Where the agent should surface this. For any organization with org-dim.industry.healthcare, ask: "Does your CDP receive any individually identifiable health data — diagnosis codes, prescription history, claims, or appointment records? If so, every vendor in your stack must sign a BAA, and any paid-media audience activation must use de-identified data only."

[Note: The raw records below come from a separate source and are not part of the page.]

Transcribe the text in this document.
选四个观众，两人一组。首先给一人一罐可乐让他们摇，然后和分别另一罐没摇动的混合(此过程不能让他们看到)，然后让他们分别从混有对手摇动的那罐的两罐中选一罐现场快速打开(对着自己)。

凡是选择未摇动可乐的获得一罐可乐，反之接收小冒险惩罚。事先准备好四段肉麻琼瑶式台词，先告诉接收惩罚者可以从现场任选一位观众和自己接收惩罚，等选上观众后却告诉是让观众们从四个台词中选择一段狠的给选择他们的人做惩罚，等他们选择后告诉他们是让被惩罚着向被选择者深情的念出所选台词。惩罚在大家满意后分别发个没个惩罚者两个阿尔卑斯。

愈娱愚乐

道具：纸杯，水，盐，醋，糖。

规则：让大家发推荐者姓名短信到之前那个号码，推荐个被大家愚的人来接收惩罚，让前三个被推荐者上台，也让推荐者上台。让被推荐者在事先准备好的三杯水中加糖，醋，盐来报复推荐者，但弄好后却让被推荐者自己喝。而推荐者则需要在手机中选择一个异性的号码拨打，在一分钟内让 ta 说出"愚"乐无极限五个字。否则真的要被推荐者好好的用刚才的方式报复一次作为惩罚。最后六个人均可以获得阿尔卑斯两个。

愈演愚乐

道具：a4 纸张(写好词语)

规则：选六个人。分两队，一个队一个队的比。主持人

2026 regulatory landscape note. The HIPAA Reproductive Health Privacy Rule 2024 — which would have expanded PHI marketing restrictions for reproductive health data — was vacated by the Northern District of Texas on June 18, 2025. Its NPP compliance deadline (February 16, 2026) has passed without effect. Healthcare CDPs that built additional consent layers for reproductive health data should confirm with counsel whether those layers remain operationally required under state law (several state statutes independently protect reproductive health data). The core HIPAA Privacy Rule marketing restrictions described in this node (written authorization required; narrow treatment-purpose exceptions) remain in full effect unchanged. Written marketing authorizations must now explicitly disclose: (a) whether any remuneration is received for the marketing communication, and (b) that the information may be re-disclosed on social media (HIPAA Journal, 2026).
Confidence note: Sources are secondary — CDP Institute trade publication, Hightouch vendor-domain healthcare page, Rock Health investor-adjacent analysis, and HIPAA Journal independent trade publication (2026). Primary HHS regulatory text (HHS.gov HIPAA for Professionals) is queued (see web-refresh-queue.yaml). Confidence will rise to ≥0.90 when primary regulatory source is fetched.